La quinta domanda, che introduce l’ultima, è veramente spinosa perché porta ad un discorso di divario tecnologico (con noi).
Noi non riusciamo a raggiungere loro e se loro raggiungono noi due cose sono evidenti e certe: esiste un divario tecnologico ed esiste pure un divario scientifico, dato che noi riteniamo la velocità della luce un limite invalicabile.
Già il divario tecnologico potrebbe schiacciarci, figuriamoci quello scientifico. Anche se i loro spostamenti fossero frutto solamente di una superiore capacità tecnologica (e non superano la velocità della luce), questo darebbe al loro viaggio solo l’agro sapore di un esodo di cui non potremmo non chiederci le ragioni.
Infatti, se degli alieni dovessero raggiungerci, dovremmo ragionevolmente chiederci le loro intenzioni. Esplorazione, turismo, commercio, benevolenza o conquista?
A prescindere dalle loro possibili ragioni una cosa continua e continuerà a turbarmi. La storia della vita sul nostro pianeta ci insegna alcune cose, prima fra tutte è che la vita ha delle regole molto selettive. La complessità di un organismo, la collaborazione (nella specie o simbiotica con altre specie), l’intelligenza e la tecnologia sono fattori di successo. Soprattutto l’intelligenza, e quindi la capacità di sviluppare metodologia e tecnologia, appartiene piuttosto ai predatori che non alle prede, perché l’apporto di risorse pregiate ha un effetto catalitico sullo sviluppo dell’intelligenza stessa.
Anche da noi infatti si dice furbo come una volpe mica furbo come un cervo.
L’elaborazione di una strategia necessita intelligenza.

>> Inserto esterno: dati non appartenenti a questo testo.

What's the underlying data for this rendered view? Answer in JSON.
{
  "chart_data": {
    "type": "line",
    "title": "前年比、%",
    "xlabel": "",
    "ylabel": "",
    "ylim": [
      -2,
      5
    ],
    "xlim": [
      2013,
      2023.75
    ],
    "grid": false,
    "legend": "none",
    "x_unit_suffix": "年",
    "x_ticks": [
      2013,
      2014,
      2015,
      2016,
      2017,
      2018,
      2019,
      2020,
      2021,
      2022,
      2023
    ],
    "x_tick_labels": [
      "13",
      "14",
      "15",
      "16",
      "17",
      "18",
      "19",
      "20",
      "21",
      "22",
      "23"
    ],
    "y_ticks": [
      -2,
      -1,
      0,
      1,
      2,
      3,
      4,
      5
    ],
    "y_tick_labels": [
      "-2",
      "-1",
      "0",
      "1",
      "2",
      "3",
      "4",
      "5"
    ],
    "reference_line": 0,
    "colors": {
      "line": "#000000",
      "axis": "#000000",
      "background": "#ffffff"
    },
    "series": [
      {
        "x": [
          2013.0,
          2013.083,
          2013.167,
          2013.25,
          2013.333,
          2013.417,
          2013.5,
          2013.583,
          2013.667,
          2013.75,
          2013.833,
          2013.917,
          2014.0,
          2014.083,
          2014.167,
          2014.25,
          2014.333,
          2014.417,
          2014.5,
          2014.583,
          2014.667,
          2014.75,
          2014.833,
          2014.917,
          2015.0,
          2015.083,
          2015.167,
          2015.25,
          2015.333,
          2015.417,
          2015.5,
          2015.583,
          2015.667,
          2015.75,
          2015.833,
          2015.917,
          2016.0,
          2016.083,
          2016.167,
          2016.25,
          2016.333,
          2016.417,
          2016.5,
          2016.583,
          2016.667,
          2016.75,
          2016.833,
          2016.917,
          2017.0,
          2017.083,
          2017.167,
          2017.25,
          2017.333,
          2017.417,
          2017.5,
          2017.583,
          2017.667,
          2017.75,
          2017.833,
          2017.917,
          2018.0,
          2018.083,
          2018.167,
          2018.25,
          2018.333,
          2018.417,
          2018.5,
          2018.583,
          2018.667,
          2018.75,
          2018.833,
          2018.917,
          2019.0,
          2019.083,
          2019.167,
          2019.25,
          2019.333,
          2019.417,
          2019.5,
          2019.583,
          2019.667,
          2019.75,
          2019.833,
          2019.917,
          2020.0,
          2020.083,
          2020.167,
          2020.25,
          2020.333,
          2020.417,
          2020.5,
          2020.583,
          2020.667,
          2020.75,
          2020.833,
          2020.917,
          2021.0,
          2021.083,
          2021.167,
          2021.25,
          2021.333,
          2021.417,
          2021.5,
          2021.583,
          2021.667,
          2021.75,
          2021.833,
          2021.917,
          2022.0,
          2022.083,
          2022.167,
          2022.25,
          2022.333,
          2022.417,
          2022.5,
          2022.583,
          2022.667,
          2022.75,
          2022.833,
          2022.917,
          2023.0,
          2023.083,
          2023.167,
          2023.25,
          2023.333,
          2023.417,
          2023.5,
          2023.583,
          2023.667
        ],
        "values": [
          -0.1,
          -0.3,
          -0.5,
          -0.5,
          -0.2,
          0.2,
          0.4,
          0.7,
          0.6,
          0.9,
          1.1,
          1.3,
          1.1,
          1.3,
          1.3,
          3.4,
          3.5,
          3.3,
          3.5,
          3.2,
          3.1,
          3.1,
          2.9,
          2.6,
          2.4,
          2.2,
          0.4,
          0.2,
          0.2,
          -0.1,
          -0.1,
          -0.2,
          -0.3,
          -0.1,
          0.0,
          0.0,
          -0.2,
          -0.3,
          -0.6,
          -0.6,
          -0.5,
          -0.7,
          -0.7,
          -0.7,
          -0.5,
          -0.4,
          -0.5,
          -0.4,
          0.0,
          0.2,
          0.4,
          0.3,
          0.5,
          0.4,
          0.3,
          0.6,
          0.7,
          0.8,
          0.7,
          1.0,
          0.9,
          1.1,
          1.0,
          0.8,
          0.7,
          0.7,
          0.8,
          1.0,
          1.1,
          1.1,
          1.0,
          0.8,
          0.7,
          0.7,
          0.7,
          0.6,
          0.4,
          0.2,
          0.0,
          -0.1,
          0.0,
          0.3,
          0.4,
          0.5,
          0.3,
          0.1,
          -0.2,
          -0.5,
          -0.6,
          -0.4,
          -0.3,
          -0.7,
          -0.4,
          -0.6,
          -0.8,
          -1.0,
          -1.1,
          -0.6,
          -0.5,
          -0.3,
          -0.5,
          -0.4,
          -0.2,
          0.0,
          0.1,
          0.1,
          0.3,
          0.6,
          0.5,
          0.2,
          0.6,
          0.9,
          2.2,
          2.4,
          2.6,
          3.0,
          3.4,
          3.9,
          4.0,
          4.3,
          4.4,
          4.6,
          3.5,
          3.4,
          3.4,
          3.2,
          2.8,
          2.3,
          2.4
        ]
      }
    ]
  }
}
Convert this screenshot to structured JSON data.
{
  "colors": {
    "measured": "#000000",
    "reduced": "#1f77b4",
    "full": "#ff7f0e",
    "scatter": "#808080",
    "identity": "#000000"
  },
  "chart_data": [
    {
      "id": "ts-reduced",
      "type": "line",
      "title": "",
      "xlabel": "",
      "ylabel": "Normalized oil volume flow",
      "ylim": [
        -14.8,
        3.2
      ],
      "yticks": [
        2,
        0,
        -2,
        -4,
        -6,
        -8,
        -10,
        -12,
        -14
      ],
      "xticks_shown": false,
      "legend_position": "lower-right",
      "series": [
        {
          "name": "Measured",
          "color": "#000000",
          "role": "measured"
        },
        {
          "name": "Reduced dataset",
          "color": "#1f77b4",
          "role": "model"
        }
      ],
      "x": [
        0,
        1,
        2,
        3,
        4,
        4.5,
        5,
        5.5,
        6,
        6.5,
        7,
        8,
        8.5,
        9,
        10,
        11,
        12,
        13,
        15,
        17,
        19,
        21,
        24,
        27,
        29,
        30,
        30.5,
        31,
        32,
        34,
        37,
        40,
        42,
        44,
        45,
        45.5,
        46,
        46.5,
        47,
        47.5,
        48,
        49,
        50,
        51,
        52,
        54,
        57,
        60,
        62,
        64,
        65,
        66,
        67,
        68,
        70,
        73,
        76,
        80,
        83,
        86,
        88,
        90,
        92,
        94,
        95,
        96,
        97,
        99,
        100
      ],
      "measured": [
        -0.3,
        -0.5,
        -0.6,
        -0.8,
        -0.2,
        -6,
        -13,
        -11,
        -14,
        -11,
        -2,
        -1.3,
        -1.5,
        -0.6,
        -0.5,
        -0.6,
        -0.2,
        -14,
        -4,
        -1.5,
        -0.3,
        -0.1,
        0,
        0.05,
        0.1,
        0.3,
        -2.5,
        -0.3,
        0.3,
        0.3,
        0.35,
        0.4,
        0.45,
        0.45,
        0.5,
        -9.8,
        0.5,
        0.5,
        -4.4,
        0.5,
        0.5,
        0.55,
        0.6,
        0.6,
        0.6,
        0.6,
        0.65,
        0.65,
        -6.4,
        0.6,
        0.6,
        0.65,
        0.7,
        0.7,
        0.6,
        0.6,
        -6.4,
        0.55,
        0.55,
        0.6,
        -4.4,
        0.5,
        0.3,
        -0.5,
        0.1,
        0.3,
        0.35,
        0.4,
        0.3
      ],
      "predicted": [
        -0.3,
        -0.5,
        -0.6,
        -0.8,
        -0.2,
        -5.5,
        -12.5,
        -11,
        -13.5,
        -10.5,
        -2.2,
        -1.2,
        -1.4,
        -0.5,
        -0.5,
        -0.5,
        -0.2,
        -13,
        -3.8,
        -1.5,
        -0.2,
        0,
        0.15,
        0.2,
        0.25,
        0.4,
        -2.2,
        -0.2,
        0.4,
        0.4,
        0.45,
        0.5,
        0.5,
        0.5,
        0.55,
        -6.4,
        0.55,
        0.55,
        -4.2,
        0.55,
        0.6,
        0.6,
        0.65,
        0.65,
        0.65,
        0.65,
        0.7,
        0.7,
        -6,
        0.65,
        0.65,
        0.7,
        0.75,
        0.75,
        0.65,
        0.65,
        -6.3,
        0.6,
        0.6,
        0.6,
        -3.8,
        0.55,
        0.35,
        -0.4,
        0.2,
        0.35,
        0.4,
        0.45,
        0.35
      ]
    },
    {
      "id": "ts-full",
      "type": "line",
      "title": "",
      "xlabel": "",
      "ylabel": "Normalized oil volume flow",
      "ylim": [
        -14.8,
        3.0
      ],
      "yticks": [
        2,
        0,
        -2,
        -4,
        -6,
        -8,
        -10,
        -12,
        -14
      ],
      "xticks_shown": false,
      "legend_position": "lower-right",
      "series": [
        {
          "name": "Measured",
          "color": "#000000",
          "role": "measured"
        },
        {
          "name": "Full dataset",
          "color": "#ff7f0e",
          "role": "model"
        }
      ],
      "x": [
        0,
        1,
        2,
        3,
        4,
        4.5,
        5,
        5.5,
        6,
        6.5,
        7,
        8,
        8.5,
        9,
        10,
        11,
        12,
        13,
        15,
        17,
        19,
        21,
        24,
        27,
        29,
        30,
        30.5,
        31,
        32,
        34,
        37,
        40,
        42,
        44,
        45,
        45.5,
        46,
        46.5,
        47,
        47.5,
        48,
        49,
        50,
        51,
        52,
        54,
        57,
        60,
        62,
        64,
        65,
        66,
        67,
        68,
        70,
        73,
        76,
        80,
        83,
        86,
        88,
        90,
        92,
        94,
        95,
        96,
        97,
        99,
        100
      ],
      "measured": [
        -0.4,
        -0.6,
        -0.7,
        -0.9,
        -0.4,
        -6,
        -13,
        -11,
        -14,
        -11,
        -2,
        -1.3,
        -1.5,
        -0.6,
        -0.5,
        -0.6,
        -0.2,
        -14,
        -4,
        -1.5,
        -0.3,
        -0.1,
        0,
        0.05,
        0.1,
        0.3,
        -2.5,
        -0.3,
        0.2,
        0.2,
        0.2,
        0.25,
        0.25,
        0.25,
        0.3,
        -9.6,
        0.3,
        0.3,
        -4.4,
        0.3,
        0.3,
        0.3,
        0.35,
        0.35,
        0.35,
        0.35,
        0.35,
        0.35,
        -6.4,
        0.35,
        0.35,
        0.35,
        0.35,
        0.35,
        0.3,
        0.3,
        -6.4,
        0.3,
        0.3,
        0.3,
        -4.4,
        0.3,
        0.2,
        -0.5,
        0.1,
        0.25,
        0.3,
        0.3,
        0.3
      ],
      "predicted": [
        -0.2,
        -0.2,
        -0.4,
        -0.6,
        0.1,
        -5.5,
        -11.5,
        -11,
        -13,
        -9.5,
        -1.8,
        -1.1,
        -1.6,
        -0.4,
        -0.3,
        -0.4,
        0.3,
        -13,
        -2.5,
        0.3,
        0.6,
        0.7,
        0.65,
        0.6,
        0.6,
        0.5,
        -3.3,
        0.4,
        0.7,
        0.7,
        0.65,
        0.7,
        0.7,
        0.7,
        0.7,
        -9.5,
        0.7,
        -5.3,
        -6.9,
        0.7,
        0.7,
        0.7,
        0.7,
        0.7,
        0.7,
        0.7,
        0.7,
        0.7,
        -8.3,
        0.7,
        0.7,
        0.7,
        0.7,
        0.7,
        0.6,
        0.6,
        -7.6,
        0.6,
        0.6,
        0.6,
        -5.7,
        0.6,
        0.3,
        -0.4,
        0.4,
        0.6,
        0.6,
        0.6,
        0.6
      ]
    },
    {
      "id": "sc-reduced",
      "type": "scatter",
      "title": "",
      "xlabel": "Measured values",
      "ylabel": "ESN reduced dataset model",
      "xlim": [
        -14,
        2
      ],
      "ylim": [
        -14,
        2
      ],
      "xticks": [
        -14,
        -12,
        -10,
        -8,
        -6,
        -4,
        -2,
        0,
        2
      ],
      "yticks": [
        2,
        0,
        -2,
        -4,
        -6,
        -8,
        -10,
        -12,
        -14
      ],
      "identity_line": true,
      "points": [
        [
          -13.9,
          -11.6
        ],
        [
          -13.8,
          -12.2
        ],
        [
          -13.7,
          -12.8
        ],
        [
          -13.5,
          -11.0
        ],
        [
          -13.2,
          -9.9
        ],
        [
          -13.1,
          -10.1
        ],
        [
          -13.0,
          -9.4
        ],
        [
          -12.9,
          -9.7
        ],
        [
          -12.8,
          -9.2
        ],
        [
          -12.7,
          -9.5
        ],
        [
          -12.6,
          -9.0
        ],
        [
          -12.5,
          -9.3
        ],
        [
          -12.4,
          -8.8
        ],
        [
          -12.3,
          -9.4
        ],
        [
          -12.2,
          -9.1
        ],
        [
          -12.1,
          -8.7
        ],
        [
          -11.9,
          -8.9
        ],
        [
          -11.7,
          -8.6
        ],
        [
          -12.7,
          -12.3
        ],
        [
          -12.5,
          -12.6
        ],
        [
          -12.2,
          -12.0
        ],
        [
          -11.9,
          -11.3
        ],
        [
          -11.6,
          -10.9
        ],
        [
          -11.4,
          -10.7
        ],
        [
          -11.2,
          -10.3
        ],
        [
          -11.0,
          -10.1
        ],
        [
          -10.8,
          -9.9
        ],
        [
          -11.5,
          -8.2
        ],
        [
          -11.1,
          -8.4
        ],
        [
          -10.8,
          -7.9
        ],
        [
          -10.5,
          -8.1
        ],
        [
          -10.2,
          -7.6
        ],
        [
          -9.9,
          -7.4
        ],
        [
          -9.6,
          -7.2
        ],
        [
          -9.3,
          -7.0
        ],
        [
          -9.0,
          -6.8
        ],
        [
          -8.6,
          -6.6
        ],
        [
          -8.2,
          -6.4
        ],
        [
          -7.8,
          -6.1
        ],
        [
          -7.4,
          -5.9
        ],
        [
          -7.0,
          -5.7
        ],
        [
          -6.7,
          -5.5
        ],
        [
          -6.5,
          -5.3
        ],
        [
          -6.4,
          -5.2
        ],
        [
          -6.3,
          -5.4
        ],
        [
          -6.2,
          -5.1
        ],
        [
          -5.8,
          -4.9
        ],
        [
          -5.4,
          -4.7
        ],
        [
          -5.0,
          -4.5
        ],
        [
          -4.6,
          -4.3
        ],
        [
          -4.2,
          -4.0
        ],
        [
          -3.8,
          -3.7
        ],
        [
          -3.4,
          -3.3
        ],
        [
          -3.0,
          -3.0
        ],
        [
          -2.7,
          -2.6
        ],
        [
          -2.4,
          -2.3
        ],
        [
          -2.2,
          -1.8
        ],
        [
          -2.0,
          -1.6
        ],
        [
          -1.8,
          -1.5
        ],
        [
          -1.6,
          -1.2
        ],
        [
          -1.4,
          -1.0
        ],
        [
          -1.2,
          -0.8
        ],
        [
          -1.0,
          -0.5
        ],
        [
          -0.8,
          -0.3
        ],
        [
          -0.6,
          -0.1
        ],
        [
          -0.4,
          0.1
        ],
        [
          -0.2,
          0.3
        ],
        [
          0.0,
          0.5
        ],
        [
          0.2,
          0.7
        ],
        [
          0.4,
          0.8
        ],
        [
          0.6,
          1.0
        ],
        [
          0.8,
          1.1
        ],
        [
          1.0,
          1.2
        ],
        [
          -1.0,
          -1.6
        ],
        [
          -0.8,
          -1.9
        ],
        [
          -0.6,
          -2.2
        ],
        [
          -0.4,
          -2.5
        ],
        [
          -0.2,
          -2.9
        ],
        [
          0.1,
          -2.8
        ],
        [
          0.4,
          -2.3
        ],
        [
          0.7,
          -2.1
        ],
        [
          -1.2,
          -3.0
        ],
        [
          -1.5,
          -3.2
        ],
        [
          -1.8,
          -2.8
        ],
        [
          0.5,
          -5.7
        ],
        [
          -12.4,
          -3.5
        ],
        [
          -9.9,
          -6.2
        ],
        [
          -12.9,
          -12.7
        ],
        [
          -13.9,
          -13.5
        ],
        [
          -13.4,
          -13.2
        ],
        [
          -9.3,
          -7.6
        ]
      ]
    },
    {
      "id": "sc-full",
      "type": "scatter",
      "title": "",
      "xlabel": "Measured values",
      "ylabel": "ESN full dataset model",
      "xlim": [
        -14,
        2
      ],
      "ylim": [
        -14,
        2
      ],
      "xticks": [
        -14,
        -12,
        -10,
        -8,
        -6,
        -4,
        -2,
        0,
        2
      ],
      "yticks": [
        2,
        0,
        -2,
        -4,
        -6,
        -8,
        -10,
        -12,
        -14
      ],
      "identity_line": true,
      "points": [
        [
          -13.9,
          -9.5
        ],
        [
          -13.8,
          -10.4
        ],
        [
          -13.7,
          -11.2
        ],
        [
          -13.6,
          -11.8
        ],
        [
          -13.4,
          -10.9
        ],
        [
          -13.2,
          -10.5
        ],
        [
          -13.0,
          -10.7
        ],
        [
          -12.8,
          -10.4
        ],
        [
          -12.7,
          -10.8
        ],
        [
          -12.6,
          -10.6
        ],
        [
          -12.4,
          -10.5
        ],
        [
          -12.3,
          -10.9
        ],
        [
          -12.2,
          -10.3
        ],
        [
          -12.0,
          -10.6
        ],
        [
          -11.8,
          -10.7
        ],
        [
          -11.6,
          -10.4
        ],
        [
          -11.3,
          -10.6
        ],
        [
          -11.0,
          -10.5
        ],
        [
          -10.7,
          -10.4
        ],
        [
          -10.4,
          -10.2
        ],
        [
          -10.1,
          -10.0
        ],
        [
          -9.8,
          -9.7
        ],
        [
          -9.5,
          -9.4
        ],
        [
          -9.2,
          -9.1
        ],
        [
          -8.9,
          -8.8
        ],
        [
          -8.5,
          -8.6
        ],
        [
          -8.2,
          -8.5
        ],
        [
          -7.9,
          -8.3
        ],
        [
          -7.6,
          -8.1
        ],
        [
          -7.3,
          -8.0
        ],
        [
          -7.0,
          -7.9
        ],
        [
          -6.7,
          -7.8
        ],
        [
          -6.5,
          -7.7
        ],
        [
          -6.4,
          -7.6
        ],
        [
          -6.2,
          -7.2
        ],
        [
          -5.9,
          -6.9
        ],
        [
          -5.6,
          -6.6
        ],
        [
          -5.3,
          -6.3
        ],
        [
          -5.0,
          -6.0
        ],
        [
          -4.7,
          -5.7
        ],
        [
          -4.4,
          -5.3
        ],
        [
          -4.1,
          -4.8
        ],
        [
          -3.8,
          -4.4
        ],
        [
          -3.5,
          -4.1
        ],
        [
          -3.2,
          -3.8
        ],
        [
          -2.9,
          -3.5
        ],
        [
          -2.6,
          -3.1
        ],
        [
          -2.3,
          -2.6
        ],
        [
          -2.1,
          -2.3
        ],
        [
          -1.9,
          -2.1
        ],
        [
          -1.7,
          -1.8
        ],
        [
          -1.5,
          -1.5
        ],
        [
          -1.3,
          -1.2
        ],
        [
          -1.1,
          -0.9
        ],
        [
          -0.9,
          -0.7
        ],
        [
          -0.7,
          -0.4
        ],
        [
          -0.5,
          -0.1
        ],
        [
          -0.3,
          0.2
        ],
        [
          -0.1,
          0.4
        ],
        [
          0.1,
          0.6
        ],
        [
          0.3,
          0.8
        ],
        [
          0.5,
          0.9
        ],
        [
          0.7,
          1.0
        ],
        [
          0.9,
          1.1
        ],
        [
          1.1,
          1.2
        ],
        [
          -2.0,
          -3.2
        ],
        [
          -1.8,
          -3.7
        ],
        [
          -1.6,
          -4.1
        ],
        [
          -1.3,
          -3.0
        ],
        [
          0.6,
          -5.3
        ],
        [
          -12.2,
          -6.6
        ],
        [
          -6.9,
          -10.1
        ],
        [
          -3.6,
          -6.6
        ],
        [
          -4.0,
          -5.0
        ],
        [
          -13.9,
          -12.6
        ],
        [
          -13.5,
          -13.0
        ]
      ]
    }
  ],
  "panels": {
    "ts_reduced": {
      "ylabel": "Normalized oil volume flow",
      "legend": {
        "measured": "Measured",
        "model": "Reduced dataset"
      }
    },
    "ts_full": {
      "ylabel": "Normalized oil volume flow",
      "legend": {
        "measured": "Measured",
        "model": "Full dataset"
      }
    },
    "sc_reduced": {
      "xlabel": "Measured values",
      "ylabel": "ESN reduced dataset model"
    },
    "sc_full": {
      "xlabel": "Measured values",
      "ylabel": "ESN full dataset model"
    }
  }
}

Certo anche la difesa necessita di intelligenza essendo una strategia anch’essa, ma alla lunga l’offesa la vince sempre sulla difesa appunto perché deve innovare e sorprendere.
Con queste premesse è quindi molto improbabile che degli alieni siano animati da quella benevolenza che molti sono convinti debbano per forza avere. Una cosa sembra non essere mai passata per la mente dei cercatori di possibili contatti extraterrestri, ovvero che la natura di questi contatti potrebbe essere alquanto sgradita.
La Storia e le fosse sono piene di civiltà scomparse perché hanno incontrato una tecnologia (o anche metodologia) sconosciuta. Penso che la definizione più calzante possa essere quella di Banks: problema fuori contesto.
“Un Problema Fuori Contesto era una cosa che la maggior parte delle civiltà incontravano una volta sola, più o meno nello stesso modo in cui una frase incontra un punto e a capo.
Di solito si illustrava la natura di un PFC con un esempio del genere: siete una tribù che vive su un’isola grande e fertile.
Avete imparato a coltivare il terreno, inventato la ruota, la scrittura e le altre cose del genere, i vicini sono vostri alleati, o sono stati ridotti in schiavitù, o comunque non danno fastidio, tutto il vostro surplus di capacità produttiva viene impiegato per erigere templi in vostro onore, siete ricchi, sicuri e potenti come i vostri sacri antenati, sia pace all’anima loro, non si sarebbero mai nemmeno sognati di poter diventare e in generale la situazione procede liscia come una canoa sull’erba bagnata… quando all’improvviso in fondo alla baia appare questa immensa zolla d’acciaio senza vele che si lascia dietro uno spaventoso fumo bianco e trasporta un mucchio di persone con strani bastoni di ferro in mano. In quattro e quattr’otto le persone con i bastoni scendono a terra e vi annunciano che siete appena stati scoperti, che adesso siete tutti nuovi sudditi dell’Imperatore, che l’Imperatore va matto per questa specie di regali che si chiamano tasse, e che questi tizi vestiti di nero dagli occhi fiammeggianti che loro chiamano preti gradirebbero dire un paio di cose ai vostri sacerdoti.
Ecco, quello è un Problema Fuori Contesto.” (Iain M. Banks, “L’altro universo”, 1997 Editrice Nord, p.70)
Per questo noi dobbiamo continuare il più possibile ad espandere il nostro contesto. Nessuno verrà a salvarci, neppure da noi stessi, dovremo farlo da soli.